In the course of time, the stability of a gas-filled proportional counter requires, among other things, that the composition of the gas phase remains unchanged. However, the gas phase composition tends to change for various reasons. For instance, the different materials which the proportional counter is made of gradually emit gases absorbed in their surfaces; gases trapped in the pores of the materials also continuously flow into the gas filling. Moreover, small leakages from the window and/or the jointings of the proportional counter cause changes in the gas phase composition. Thus the properties of the whole proportional counter easily change if any impurities enter the gas phase.
The conventional methods for manufacturing proportional counters aim at achieving a steady stability for the gas phase by means of pumping the counter, i.e. the detector, for a long time before filling, and by heating it simultaneously. This method is not, however, completely secure in eliminating all possible sources wherefrom the gas filling can in the course of time be contaminated.

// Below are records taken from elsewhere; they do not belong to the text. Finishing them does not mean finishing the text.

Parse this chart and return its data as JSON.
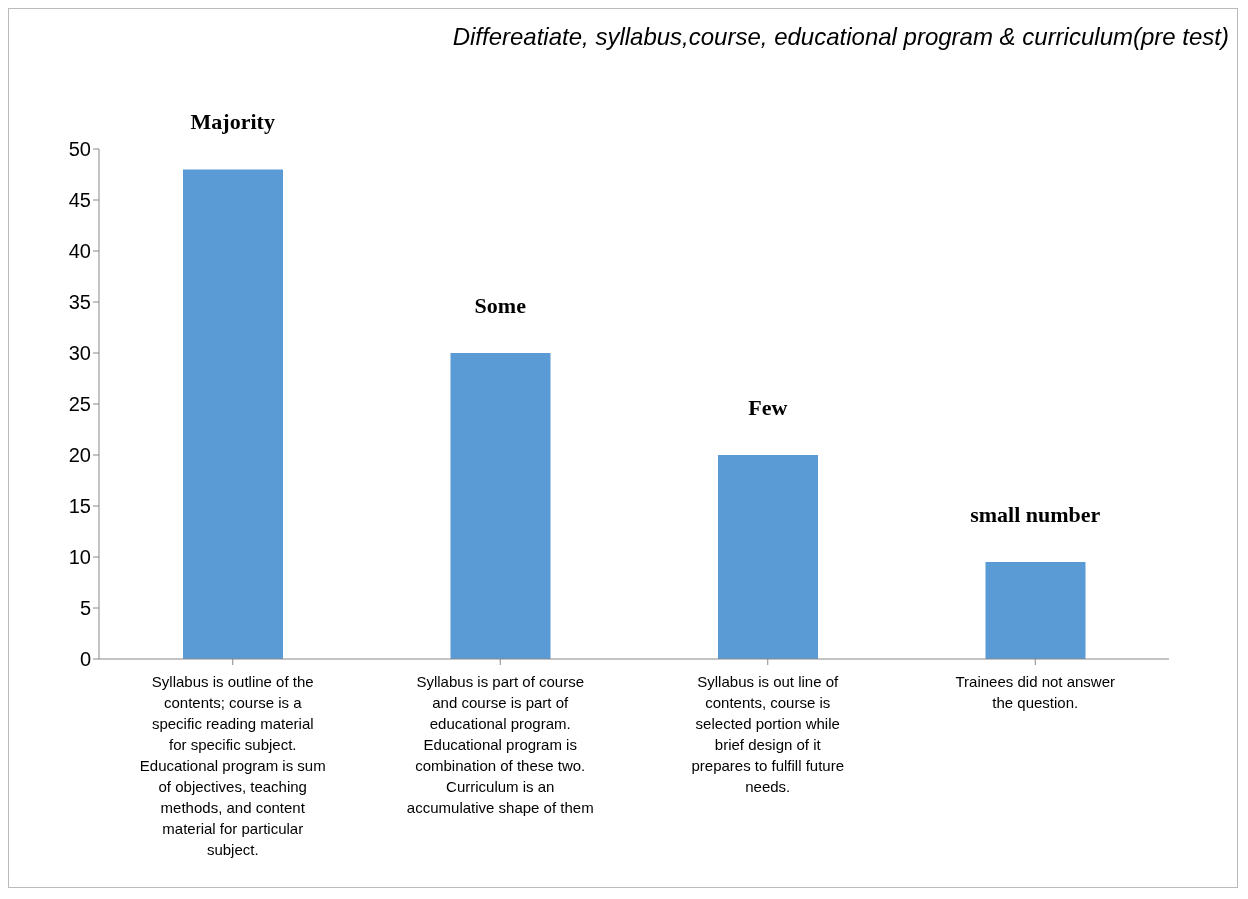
{
  "chart_data": {
    "type": "bar",
    "title": "Differeatiate, syllabus,course, educational program & curriculum(pre test)",
    "categories": [
      "Syllabus is outline of the contents; course is a specific reading material for specific subject. Educational program is sum of objectives, teaching methods, and content material for particular subject.",
      "Syllabus is part of course and course is part of educational program. Educational program is combination of these two. Curriculum is an accumulative shape of them",
      "Syllabus is out line of contents, course is selected portion while brief design of it prepares to fulfill future needs.",
      "Trainees did not answer the question."
    ],
    "values": [
      48,
      30,
      20,
      9.5
    ],
    "color": "#5b9bd5",
    "ylim": [
      0,
      50
    ],
    "yticks": [
      0,
      5,
      10,
      15,
      20,
      25,
      30,
      35,
      40,
      45,
      50
    ],
    "grid": false,
    "legend": false,
    "annotations": [
      {
        "text": "Majority",
        "x": "Syllabus is outline of the contents; course is a specific reading material for specific subject. Educational program is sum of objectives, teaching methods, and content material for particular subject.",
        "y": 48
      },
      {
        "text": "Some",
        "x": "Syllabus is part of course and course is part of educational program. Educational program is combination of these two. Curriculum is an accumulative shape of them",
        "y": 30
      },
      {
        "text": "Few",
        "x": "Syllabus is out line of contents, course is selected portion while brief design of it prepares to fulfill future needs.",
        "y": 20
      },
      {
        "text": "small number",
        "x": "Trainees did not answer the question.",
        "y": 9.5
      }
    ]
  }
}
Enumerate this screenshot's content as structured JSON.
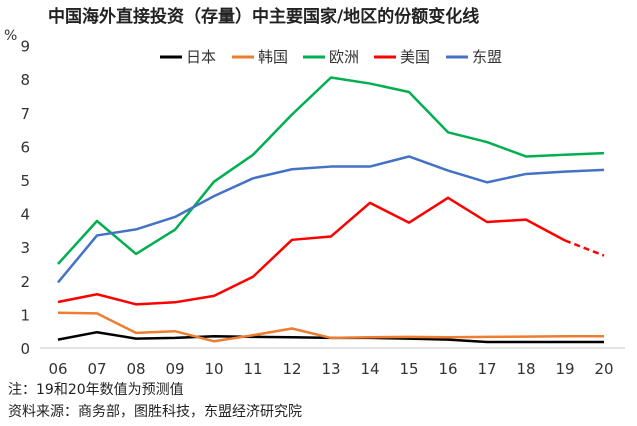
{
  "chart_data": {
    "type": "line",
    "title": "中国海外直接投资（存量）中主要国家/地区的份额变化线",
    "ylabel": "%",
    "ylim": [
      0,
      9
    ],
    "yticks": [
      0,
      1,
      2,
      3,
      4,
      5,
      6,
      7,
      8,
      9
    ],
    "categories": [
      "06",
      "07",
      "08",
      "09",
      "10",
      "11",
      "12",
      "13",
      "14",
      "15",
      "16",
      "17",
      "18",
      "19",
      "20"
    ],
    "legend_position": "top",
    "series": [
      {
        "name": "日本",
        "color": "#000000",
        "values": [
          0.25,
          0.47,
          0.28,
          0.3,
          0.35,
          0.33,
          0.32,
          0.3,
          0.3,
          0.28,
          0.25,
          0.18,
          0.18,
          0.18,
          0.18
        ]
      },
      {
        "name": "韩国",
        "color": "#ED7D31",
        "values": [
          1.05,
          1.03,
          0.45,
          0.5,
          0.2,
          0.38,
          0.58,
          0.3,
          0.32,
          0.33,
          0.32,
          0.33,
          0.34,
          0.35,
          0.35
        ]
      },
      {
        "name": "欧洲",
        "color": "#00B050",
        "values": [
          2.5,
          3.78,
          2.8,
          3.52,
          4.95,
          5.75,
          6.95,
          8.05,
          7.87,
          7.62,
          6.42,
          6.13,
          5.7,
          5.75,
          5.8
        ]
      },
      {
        "name": "美国",
        "color": "#FF0000",
        "values": [
          1.37,
          1.6,
          1.3,
          1.36,
          1.55,
          2.12,
          3.22,
          3.32,
          4.32,
          3.73,
          4.47,
          3.75,
          3.82,
          3.2,
          2.75
        ],
        "dashed_last_segment": true
      },
      {
        "name": "东盟",
        "color": "#4472C4",
        "values": [
          1.95,
          3.35,
          3.53,
          3.9,
          4.52,
          5.05,
          5.32,
          5.4,
          5.4,
          5.7,
          5.28,
          4.93,
          5.18,
          5.25,
          5.3
        ]
      }
    ],
    "notes": [
      "注：19和20年数值为预测值",
      "资料来源：商务部，图胜科技，东盟经济研究院"
    ]
  }
}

In the prior art, gas phase stabilizers operated in room temperature have been developed to eliminate the gases emitted in various vacuum tubes. Noble gases are chemically completely inert, and therefore the same stabilizers, the getters, can be employed for maintaining the purity of the noble gas filling.

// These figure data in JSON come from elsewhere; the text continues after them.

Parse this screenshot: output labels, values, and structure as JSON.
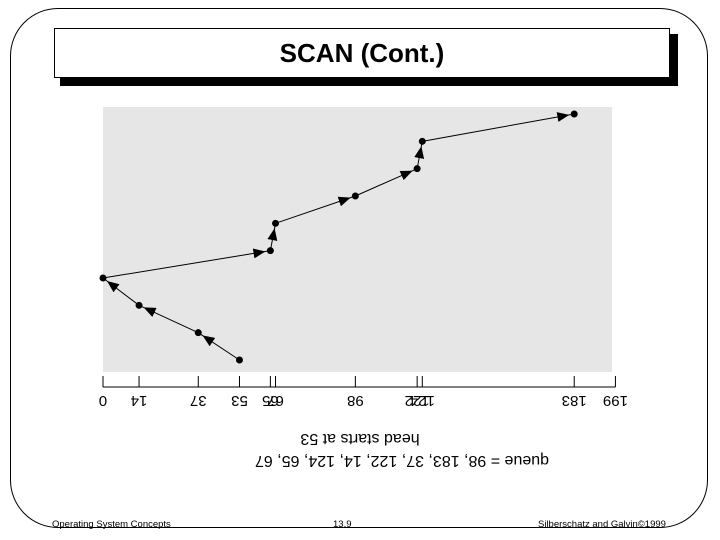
{
  "slide": {
    "title": "SCAN (Cont.)",
    "footer_left": "Operating System Concepts",
    "footer_center": "13.9",
    "footer_right": "Silberschatz and Galvin©1999"
  },
  "diagram": {
    "ticks": [
      "0",
      "14",
      "37",
      "53",
      "65",
      "67",
      "98",
      "122",
      "124",
      "183",
      "199"
    ],
    "caption_line1": "head starts at 53",
    "caption_line2": "queue = 98, 183, 37, 122, 14, 124, 65, 67",
    "colors": {
      "plot_bg": "#e6e6e6",
      "line": "#000000"
    }
  },
  "chart_data": {
    "type": "line",
    "xlim": [
      0,
      199
    ],
    "x": [
      53,
      37,
      14,
      0,
      65,
      67,
      98,
      122,
      124,
      183
    ],
    "y": [
      0,
      1,
      2,
      3,
      4,
      5,
      6,
      7,
      8,
      9
    ]
  }
}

It is, however, necessary to activate the gas stabilizers, i.e. the getters, before they can bind impurities. The activating is normally carried out by heating the stabilizer in a vacuum up to the temperature of 500.degree.-800.degree. C., while the activating time depends on the required temperature.
The commonest methods for activating the gas phase stabilizer of a proportional counter are resistance heating and high-frequency heating. Resistance heating requires that an extra electric inlet is installed within the proportional counter, which adds the complexity of the proportional counter structure, and thus increases its manufacturing costs. High-frequency heating is out of question if the gas phase stabilizer, the getter, must be located essentially within a counter which is altogether made of metal. Moreover, the heating of the whole counter in order to activate the stabilizer is impossible, because the jointings used in manufacturing the counter do not, as a whole, endure the high temperature required in the heating.
The purpose of the present invention is to eliminate the drawbacks of the prior art and to achieve a method, both better and more secure in operation than the prior art methods, for heating the gas phase stabilizer so that the stabilizer can be activated and thereafter employed for eliminating the impurities emitted into the gas filling.